What is kettlebell training?

The kettlebell is a ball dumbbell, which is used for the free weight training uses. It consists of a cast iron ball weighing between 4 and 32 kilograms and a bow handle.

Kettlebell training is a very intense workout in which many repetitions in a short time be performed. As a result, the fitness program usually lasts no longer than 20 minutes.

What are the advantages of training with the kettlebell?

The big difference to long or short barbell training is that you use kettlebells Total body workout can complete, in which many muscle groups are addressed simultaneously. In addition to the arm and shoulder muscles, for example, the torso and the back are trained.



In addition, kettlebell exercises can be made very varied. In addition to the Kettlebell swing you can use the ball dumbbell integrate into a variety of other exercises and complete such a versatile strength training.

Another advantage is that when working with the ball dumbbells to functional training is. This means that not only your muscles will be strengthened, but you can also improve your condition, flexibility and coordination with the kettlebells.

This is how the Kettlebell Swing works

The basic technique in kettlebell training is the swing: To do so, place your legs about shoulder width and place the kettlebell at your feet. Then you bend your legs, push your butt backwards and lean your upper body forward. You should be careful that your back remains stretched and you do not push your knees too far forward.



Now reach for the kettlebell and swing it with feeling backwards through your legs. In the next step you push your hips forward again, straighten your upper body and swinging the ball dumbbell with outstretched arms approximately to the chest height, The power comes from the hip.

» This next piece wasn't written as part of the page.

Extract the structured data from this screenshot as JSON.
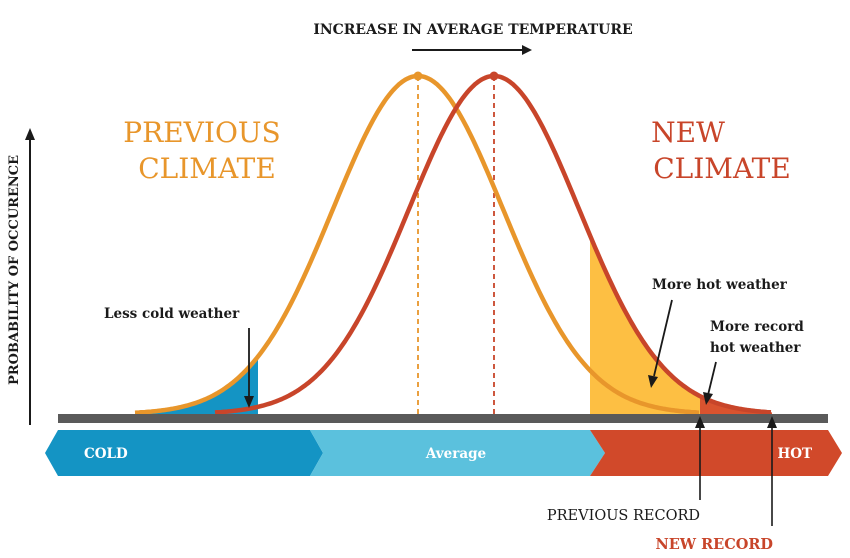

Beginners should get the right technique be explained by experienced coachesto avoid injury. They also know best what weight is suitable for the entry and can set up an appropriate workout plan for your workout with the ball dumbbell. In addition, extensive warm-up exercises before training are essential.

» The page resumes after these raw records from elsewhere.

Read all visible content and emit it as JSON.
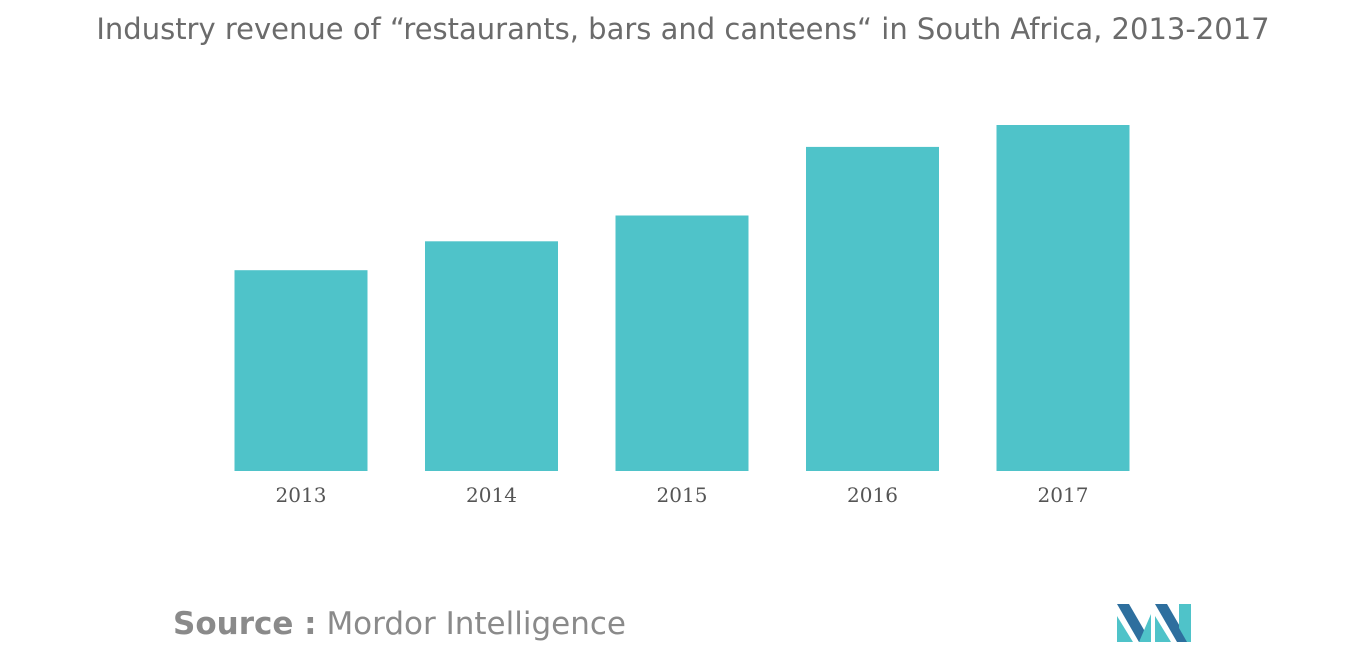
{
  "chart_data": {
    "type": "bar",
    "title": "Industry revenue of “restaurants, bars and canteens“ in South Africa, 2013-2017",
    "categories": [
      "2013",
      "2014",
      "2015",
      "2016",
      "2017"
    ],
    "values": [
      202,
      231,
      257,
      326,
      348
    ],
    "xlabel": "",
    "ylabel": "",
    "ylim": [
      0,
      350
    ],
    "grid": false,
    "legend": "none",
    "bar_color": "#4fc3c9"
  },
  "source": {
    "label": "Source :",
    "name": "Mordor Intelligence"
  },
  "logo": {
    "icon": "mordor-intelligence-logo",
    "colors": [
      "#2e6f9e",
      "#4fc3c9"
    ]
  }
}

More exercises with the kettlebell

The ball dumbbells are great for adding variety to your everyday workout and intensifying it.

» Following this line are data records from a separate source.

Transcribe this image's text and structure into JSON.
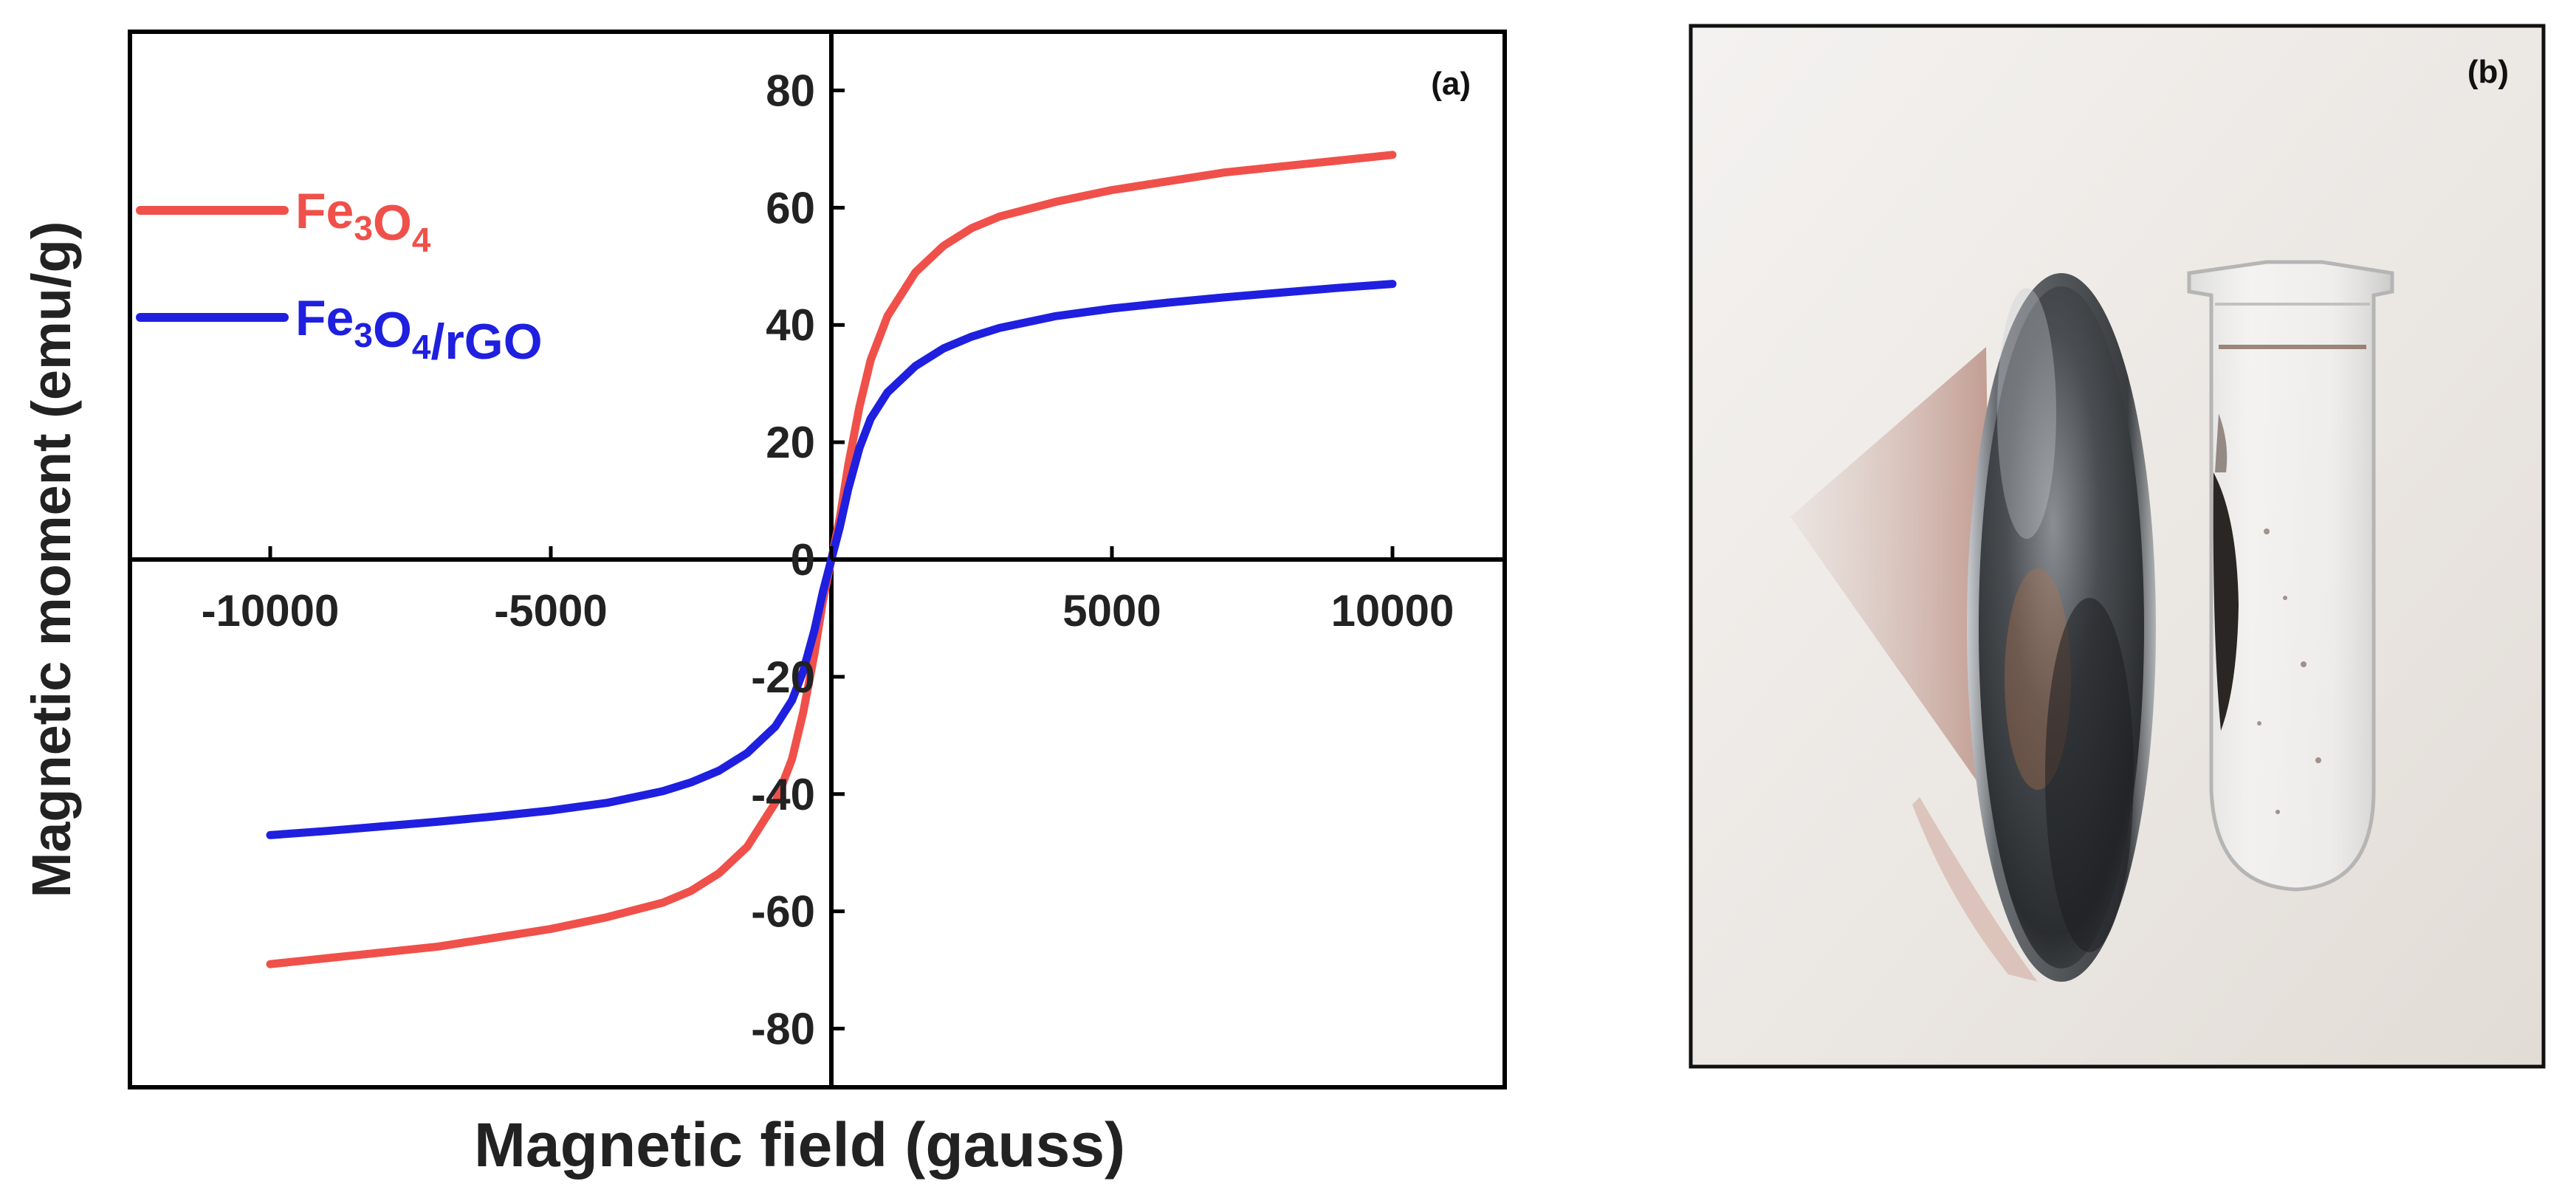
{
  "colors": {
    "fe3o4": "#f0504a",
    "fe3o4_rgo": "#1f1fe0",
    "axis": "#000000",
    "photo_background": "#eeebe8",
    "magnet": "#3a3d40",
    "shadow": "#c9a29a"
  },
  "chart_data": {
    "type": "line",
    "panel_label": "(a)",
    "xlabel": "Magnetic field (gauss)",
    "ylabel": "Magnetic moment (emu/g)",
    "xlim": [
      -12500,
      12000
    ],
    "ylim": [
      -90,
      90
    ],
    "xticks": [
      -10000,
      -5000,
      0,
      5000,
      10000
    ],
    "xtick_labels": [
      "-10000",
      "-5000",
      "0",
      "5000",
      "10000"
    ],
    "yticks": [
      -80,
      -60,
      -40,
      -20,
      0,
      20,
      40,
      60,
      80
    ],
    "ytick_labels": [
      "-80",
      "-60",
      "-40",
      "-20",
      "0",
      "20",
      "40",
      "60",
      "80"
    ],
    "grid": false,
    "legend_position": "upper-left",
    "series": [
      {
        "name_parts": [
          {
            "text": "Fe",
            "sub": false
          },
          {
            "text": "3",
            "sub": true
          },
          {
            "text": "O",
            "sub": false
          },
          {
            "text": "4",
            "sub": true
          }
        ],
        "color_key": "fe3o4",
        "x": [
          -10000,
          -9000,
          -8000,
          -7000,
          -6000,
          -5000,
          -4000,
          -3000,
          -2500,
          -2000,
          -1500,
          -1000,
          -700,
          -500,
          -300,
          -150,
          0,
          150,
          300,
          500,
          700,
          1000,
          1500,
          2000,
          2500,
          3000,
          4000,
          5000,
          6000,
          7000,
          8000,
          9000,
          10000
        ],
        "y": [
          -69,
          -68,
          -67,
          -66,
          -64.5,
          -63,
          -61,
          -58.5,
          -56.5,
          -53.5,
          -49,
          -41.5,
          -34,
          -26,
          -16,
          -7,
          0,
          7,
          16,
          26,
          34,
          41.5,
          49,
          53.5,
          56.5,
          58.5,
          61,
          63,
          64.5,
          66,
          67,
          68,
          69
        ]
      },
      {
        "name_parts": [
          {
            "text": "Fe",
            "sub": false
          },
          {
            "text": "3",
            "sub": true
          },
          {
            "text": "O",
            "sub": false
          },
          {
            "text": "4",
            "sub": true
          },
          {
            "text": "/rGO",
            "sub": false
          }
        ],
        "color_key": "fe3o4_rgo",
        "x": [
          -10000,
          -9000,
          -8000,
          -7000,
          -6000,
          -5000,
          -4000,
          -3000,
          -2500,
          -2000,
          -1500,
          -1000,
          -700,
          -500,
          -300,
          -150,
          0,
          150,
          300,
          500,
          700,
          1000,
          1500,
          2000,
          2500,
          3000,
          4000,
          5000,
          6000,
          7000,
          8000,
          9000,
          10000
        ],
        "y": [
          -47,
          -46.3,
          -45.5,
          -44.7,
          -43.8,
          -42.8,
          -41.5,
          -39.5,
          -38,
          -36,
          -33,
          -28.5,
          -24,
          -19,
          -12,
          -5.5,
          0,
          5.5,
          12,
          19,
          24,
          28.5,
          33,
          36,
          38,
          39.5,
          41.5,
          42.8,
          43.8,
          44.7,
          45.5,
          46.3,
          47
        ]
      }
    ]
  },
  "photo": {
    "panel_label": "(b)"
  }
}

  • squats: Put your legs shoulder width, hold the kettlebell in front of your chest and then squat. Make sure your back stays straight. The kettlebell stays in the same position all the time.
  • Lunges: Also with the Lunges you can easily install the Kettlebell. To do this, make a lunge with the right leg forward and hold the dumbbell with outstretched arm in the left hand. Also with this exercise your back should be straight and your knee should not protrude over the toe. Then you change the page.
  • Abdominal training: You want to train your abdominal muscles with the kettlebell? No problem! Sit on a mat and put up your legs. Now you lean your upper body backwards and lift the kettlebell alternately from the left to the right side without dropping it off. In the middle, at the height of your stomach, you can take a short break.
  • Shoulderpress: For this barbell exercise, bend your knees slightly and hold the kettlebell at arm's height with your arm bent. Then you push your legs through and stretch your arm straight up. After a few repetitions, you can switch sides.

The Ultimate Kettlebell Workout (Kettlebell Khaos) (April 2024).